Mainstream Conservative
Achievements
- Confirmed as Deputy Secretary of Labor 53 to 46 in March 2025 after a career spanning private labor and employment law, two separate DOL appointments, and four years as an EEOC commissioner, bringing deeper subject-matter expertise to a Cabinet-level department than most political appointees in the second Trump administration.
- As acting administrator of the Wage and Hour Division in 2019, issued the first federal opinion letter on the gig economy classifying gig workers as independent contractors under the Fair Labor Standards Act, a determination that reshaped the legal landscape for platform economy companies, and developed the Payroll Audit Independent Determination program, which recovered $7 million in back wages for 11,000 workers through voluntary employer compliance.
- Served as a pioneering voice within federal government on the intersection of artificial intelligence and employment discrimination law during his EEOC tenure, publishing widely and speaking globally on how AI-driven hiring and workforce management tools intersect with existing anti-discrimination statutes, positioning himself as one of the first senior government officials to systematically address the civil rights dimensions of algorithmic employment decisions.

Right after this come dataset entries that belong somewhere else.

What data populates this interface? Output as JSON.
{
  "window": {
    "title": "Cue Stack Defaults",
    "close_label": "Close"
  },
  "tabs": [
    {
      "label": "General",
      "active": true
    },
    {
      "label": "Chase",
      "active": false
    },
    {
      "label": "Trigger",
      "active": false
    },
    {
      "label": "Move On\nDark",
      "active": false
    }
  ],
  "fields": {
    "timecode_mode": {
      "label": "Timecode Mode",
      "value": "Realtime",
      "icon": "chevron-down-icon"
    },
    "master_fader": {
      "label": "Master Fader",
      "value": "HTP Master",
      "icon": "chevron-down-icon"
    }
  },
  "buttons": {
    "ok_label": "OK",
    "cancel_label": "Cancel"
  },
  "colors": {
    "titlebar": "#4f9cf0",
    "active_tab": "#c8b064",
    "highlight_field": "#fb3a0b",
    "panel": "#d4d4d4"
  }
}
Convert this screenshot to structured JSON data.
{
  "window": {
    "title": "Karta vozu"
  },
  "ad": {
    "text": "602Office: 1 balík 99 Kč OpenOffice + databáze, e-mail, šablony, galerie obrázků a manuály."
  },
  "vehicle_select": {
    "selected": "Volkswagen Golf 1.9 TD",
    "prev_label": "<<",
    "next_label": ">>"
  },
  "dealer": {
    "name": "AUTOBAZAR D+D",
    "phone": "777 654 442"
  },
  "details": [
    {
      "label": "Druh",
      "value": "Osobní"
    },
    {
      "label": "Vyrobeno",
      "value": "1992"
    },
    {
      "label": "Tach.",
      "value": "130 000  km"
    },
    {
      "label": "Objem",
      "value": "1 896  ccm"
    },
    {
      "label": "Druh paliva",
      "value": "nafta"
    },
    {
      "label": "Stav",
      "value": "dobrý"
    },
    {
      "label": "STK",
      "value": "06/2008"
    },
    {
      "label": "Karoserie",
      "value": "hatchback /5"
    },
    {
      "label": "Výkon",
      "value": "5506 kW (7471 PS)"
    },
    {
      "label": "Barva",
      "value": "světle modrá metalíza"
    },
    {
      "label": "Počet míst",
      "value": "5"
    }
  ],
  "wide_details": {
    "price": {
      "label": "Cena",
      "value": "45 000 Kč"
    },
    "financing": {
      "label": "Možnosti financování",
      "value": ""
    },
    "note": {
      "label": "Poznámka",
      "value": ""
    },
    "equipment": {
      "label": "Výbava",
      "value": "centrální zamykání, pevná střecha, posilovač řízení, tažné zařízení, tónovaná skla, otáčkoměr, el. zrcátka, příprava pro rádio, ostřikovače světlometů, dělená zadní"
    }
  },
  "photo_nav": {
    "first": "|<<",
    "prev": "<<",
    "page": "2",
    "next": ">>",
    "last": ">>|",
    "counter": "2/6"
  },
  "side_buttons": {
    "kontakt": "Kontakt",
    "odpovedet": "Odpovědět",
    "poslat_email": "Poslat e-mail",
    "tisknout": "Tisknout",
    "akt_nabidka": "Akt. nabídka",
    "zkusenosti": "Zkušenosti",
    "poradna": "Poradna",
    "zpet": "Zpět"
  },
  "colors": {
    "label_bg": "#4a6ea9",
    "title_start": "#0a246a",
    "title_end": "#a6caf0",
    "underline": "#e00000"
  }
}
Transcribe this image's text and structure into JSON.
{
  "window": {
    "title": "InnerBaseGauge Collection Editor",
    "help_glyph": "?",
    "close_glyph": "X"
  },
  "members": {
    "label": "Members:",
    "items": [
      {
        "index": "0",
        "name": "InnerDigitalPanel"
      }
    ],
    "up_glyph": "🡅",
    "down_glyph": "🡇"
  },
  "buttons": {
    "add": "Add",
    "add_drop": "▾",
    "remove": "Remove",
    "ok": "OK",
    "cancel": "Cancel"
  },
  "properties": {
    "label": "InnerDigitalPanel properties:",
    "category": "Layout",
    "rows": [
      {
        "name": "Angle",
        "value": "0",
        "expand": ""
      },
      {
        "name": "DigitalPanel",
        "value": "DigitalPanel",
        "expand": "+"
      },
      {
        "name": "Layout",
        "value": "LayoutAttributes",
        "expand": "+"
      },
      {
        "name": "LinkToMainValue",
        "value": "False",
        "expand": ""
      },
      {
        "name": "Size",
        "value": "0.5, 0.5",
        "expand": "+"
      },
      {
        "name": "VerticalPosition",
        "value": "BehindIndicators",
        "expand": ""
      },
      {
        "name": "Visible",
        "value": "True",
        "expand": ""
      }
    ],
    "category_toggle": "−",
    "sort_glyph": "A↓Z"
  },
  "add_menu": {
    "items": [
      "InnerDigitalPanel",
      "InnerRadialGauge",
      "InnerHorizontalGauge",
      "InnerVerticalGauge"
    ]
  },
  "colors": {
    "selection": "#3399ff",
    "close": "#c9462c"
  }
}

- Simultaneously holds three Senate-confirmed or acting-designated positions spanning labor, cultural institutions, and minority business development, a breadth of concurrent responsibility unusual even by the standards of the consolidation-minded second Trump administration, reflecting his reputation within the White House as a reliable executor of administration priorities across disparate agency portfolios.
Controversies
- Sonderling's 2019 gig economy opinion letter classifying platform workers as independent contractors rather than employees was withdrawn by the Biden administration in 2021 as contrary to worker protection principles, and reinstated in May 2025 after Sonderling became Deputy Secretary. Labor advocates argued the reinstatement of the letter denied wage and benefit protections to millions of gig workers and reflected a structural tilt in the department's enforcement posture toward platform economy employers.

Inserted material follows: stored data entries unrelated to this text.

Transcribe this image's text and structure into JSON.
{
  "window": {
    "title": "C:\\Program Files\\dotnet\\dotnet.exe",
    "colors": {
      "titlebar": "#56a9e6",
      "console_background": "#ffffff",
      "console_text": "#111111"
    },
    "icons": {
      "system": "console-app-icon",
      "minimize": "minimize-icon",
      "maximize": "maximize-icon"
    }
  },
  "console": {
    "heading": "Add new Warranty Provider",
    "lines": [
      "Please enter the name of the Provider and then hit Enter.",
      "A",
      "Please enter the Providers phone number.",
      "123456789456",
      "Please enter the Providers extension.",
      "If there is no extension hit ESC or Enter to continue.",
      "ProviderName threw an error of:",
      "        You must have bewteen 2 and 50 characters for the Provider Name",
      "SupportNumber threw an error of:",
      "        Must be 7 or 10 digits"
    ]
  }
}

- Sonderling became Acting Secretary of Labor as the direct beneficiary of the misconduct investigation that forced Chavez-DeRemer's resignation, inheriting a department described by dozens of current and former employees as having a toxic workplace culture marked by demoralization and mismanagement. Critics argued that the administration's handling of the Chavez-DeRemer situation, including lengthy delays before any accountability, reflected broader dysfunction in its Cabinet-level personnel management.

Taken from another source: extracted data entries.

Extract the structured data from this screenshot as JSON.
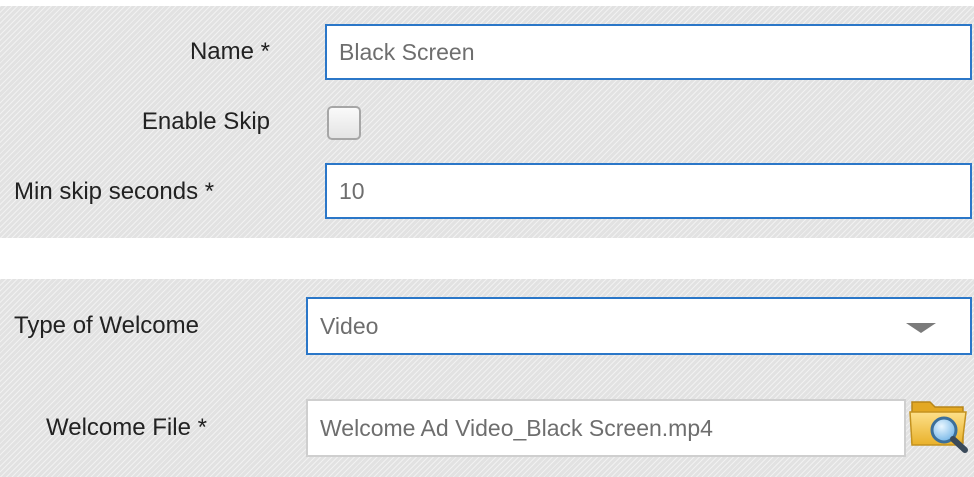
{
  "form_general": {
    "name": {
      "label": "Name *",
      "value": "Black Screen"
    },
    "enable_skip": {
      "label": "Enable Skip",
      "checked": false
    },
    "min_skip_seconds": {
      "label": "Min skip seconds *",
      "value": "10"
    }
  },
  "form_welcome": {
    "type_of_welcome": {
      "label": "Type of Welcome",
      "selected": "Video"
    },
    "welcome_file": {
      "label": "Welcome File *",
      "value": "Welcome Ad Video_Black Screen.mp4"
    }
  },
  "icons": {
    "dropdown": "chevron-down-icon",
    "browse": "folder-search-icon"
  },
  "colors": {
    "focus_border": "#2b77c8",
    "panel_bg": "#e6e6e6",
    "folder_yellow": "#f3c63d"
  }
}
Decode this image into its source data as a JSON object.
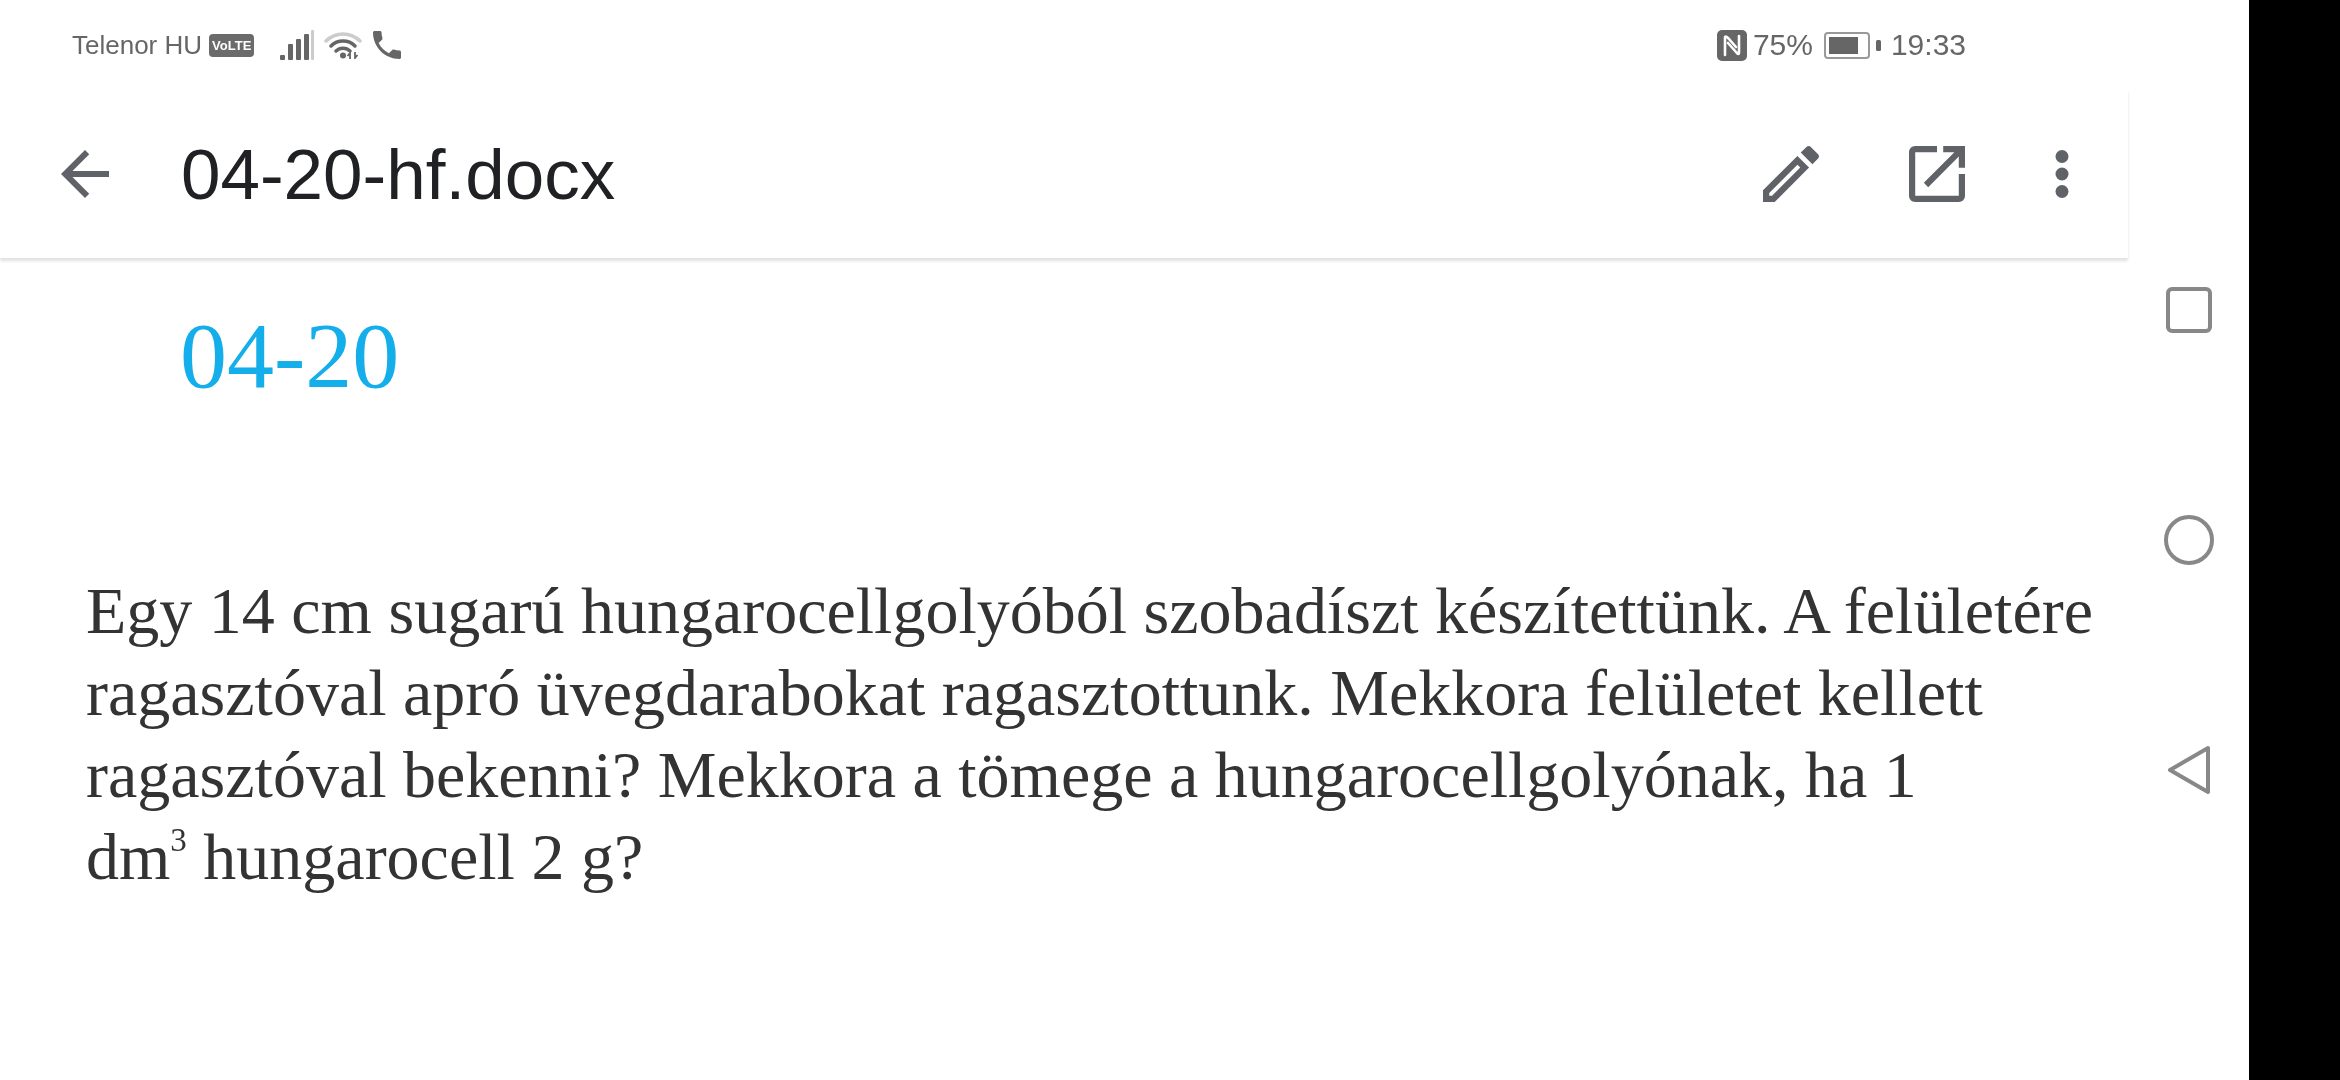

- His statement upon being designated Acting Director of the Institute of Museum and Library Services that he would "revitalize IMLS and restore focus on patriotism" drew criticism from library and museum professionals who argued that framing federal cultural funding through a patriotism lens risked politicizing institutions that depend on public trust and intellectual independence, and signaled possible ideological conditions on grant making that would chill the work of recipients.
- Sonderling holds three concurrent acting or designated positions simultaneously with his confirmed Deputy Secretary role, a concentration of authority that administrative law scholars and Democratic senators argued exceeded the normal scope of acting appointments and raised questions about circumventing Senate confirmation for positions requiring distinct expertise and independent accountability.